The same person has headed up the state highway and turnpike agencies at least once previously, when Neal McCaleb was director of both entities in 1999.

Ridley also said that Congress’ recent decision to pass another continuing resolution for highway funding is adding to the agency’s difficulty in obtaining money from the highway trust fund. Rather than adopt a full six-year highway measure, Congress approved a 45-day resolution, which Ridley said expires Dec. 18. He said that will cost Oklahoma about $22.5 million in funding, following a loss of $15 million due to a 30-day resolution approved last month. He said it also makes it very hard to plan future projects.

“It puts us in a very difficult position to be able to do our work,” he told the commission.

Ridley said highway projects that could have been let had to be delayed due to inaction in Washington, D.C.

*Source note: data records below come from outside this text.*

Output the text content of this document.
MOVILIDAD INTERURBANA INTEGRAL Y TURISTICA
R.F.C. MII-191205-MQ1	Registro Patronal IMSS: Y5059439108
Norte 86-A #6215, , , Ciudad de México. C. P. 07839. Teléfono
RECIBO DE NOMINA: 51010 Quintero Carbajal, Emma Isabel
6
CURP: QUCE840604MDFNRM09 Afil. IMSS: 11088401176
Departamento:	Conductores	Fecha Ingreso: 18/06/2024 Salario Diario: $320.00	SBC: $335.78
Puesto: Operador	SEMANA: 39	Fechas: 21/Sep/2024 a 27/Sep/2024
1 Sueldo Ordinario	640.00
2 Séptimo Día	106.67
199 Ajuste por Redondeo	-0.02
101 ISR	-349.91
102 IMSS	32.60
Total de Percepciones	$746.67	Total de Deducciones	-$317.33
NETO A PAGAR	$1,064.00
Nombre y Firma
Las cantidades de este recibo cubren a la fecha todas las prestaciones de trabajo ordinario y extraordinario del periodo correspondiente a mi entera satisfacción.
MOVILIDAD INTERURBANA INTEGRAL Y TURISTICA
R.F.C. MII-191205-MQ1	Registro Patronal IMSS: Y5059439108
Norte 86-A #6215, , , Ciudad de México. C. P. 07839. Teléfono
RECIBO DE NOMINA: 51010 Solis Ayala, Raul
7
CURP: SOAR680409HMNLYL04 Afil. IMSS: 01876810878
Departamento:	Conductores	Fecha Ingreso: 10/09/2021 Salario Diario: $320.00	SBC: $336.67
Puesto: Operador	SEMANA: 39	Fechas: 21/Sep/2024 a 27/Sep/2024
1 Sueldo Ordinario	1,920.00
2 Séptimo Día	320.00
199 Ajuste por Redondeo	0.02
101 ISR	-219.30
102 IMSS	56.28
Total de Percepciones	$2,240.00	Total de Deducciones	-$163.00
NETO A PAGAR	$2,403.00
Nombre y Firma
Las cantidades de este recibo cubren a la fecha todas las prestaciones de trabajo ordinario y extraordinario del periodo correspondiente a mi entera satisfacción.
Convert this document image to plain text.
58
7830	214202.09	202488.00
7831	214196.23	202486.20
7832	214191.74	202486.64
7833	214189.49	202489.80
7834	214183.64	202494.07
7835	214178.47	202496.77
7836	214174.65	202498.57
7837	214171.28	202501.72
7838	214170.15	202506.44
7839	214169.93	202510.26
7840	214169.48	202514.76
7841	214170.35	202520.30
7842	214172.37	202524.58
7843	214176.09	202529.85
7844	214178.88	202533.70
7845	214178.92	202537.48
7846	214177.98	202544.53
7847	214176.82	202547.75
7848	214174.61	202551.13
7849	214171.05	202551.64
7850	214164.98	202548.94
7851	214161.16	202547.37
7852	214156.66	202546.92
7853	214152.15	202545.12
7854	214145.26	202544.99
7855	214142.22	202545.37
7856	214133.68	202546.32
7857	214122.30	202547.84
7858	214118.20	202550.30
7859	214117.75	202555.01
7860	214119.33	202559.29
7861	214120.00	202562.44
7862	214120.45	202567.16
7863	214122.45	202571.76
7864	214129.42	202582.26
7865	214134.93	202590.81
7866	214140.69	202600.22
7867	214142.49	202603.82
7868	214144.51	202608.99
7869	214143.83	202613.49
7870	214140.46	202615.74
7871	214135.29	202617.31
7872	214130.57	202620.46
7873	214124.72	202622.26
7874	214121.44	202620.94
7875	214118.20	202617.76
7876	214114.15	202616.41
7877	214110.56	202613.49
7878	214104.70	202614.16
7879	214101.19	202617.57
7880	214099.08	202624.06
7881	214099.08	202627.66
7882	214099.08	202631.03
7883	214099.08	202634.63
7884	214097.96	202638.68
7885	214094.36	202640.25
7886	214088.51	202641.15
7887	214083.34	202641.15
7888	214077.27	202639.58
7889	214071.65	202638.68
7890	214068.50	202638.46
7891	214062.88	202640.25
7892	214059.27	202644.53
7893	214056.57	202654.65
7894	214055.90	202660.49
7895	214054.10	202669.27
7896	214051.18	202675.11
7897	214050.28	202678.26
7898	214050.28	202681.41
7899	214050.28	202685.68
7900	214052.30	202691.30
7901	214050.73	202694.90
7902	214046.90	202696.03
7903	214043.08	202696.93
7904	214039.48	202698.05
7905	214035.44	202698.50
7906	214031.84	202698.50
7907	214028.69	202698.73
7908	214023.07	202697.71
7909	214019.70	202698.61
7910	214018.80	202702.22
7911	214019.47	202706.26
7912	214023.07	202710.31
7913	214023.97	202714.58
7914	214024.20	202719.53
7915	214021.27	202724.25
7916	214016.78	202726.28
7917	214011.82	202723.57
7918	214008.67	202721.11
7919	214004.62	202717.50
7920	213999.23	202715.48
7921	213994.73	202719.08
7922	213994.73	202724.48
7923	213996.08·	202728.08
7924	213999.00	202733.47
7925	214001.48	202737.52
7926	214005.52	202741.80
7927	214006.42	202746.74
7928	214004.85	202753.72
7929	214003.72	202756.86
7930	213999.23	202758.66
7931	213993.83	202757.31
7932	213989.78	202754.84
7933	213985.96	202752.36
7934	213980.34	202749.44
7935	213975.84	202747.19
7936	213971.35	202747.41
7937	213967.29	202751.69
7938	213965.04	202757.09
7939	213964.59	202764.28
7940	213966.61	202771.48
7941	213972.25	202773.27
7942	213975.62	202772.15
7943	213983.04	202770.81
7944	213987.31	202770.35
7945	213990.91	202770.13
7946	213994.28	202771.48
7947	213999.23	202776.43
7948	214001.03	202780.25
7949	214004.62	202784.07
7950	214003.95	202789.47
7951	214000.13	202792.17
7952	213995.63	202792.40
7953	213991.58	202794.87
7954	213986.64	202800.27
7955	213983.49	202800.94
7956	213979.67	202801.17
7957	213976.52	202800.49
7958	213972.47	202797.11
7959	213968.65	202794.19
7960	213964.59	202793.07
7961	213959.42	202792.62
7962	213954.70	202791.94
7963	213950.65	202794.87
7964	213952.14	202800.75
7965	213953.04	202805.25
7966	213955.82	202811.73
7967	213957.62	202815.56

Ridley also reported to the commission that ODOT had to terminate about 65 seasonal workers recently to make up for a reduction in the agency’s monthly budget. Normally, he said, the department hires about 100 such employees, but employed only about 65 in June. State agencies’ allocations have been reduced 5 percent for each of the past three months, and state leaders last week said those cuts will most likely continue through June 2010.

The director said full-time-equivalent employee slots have been reduced by almost 50 since May and the agency may have to cut back by another 25-40 in coming months.

“We put on a freeze of hiring,” said Ridley.

He said exceptions include critically needed positions such as those in highway maintenance, engineering, inspection and related jobs.

Ridley said ODOT will also not purchase any light-duty vehicles this year and has reduced overtime and travel for all but critical needs. He said his means those types of vehicles will have to run more than the 175,000 miles they normally do before ODOT trades them in for new models.

If the cuts continue, Ridley said, the department may have to reduce spending for professional engineering services and other contracts and postpone construction work on highway contracts.

“It’s going to be some difficult times,” Ridley said. “I don’t think there’s any question about that.”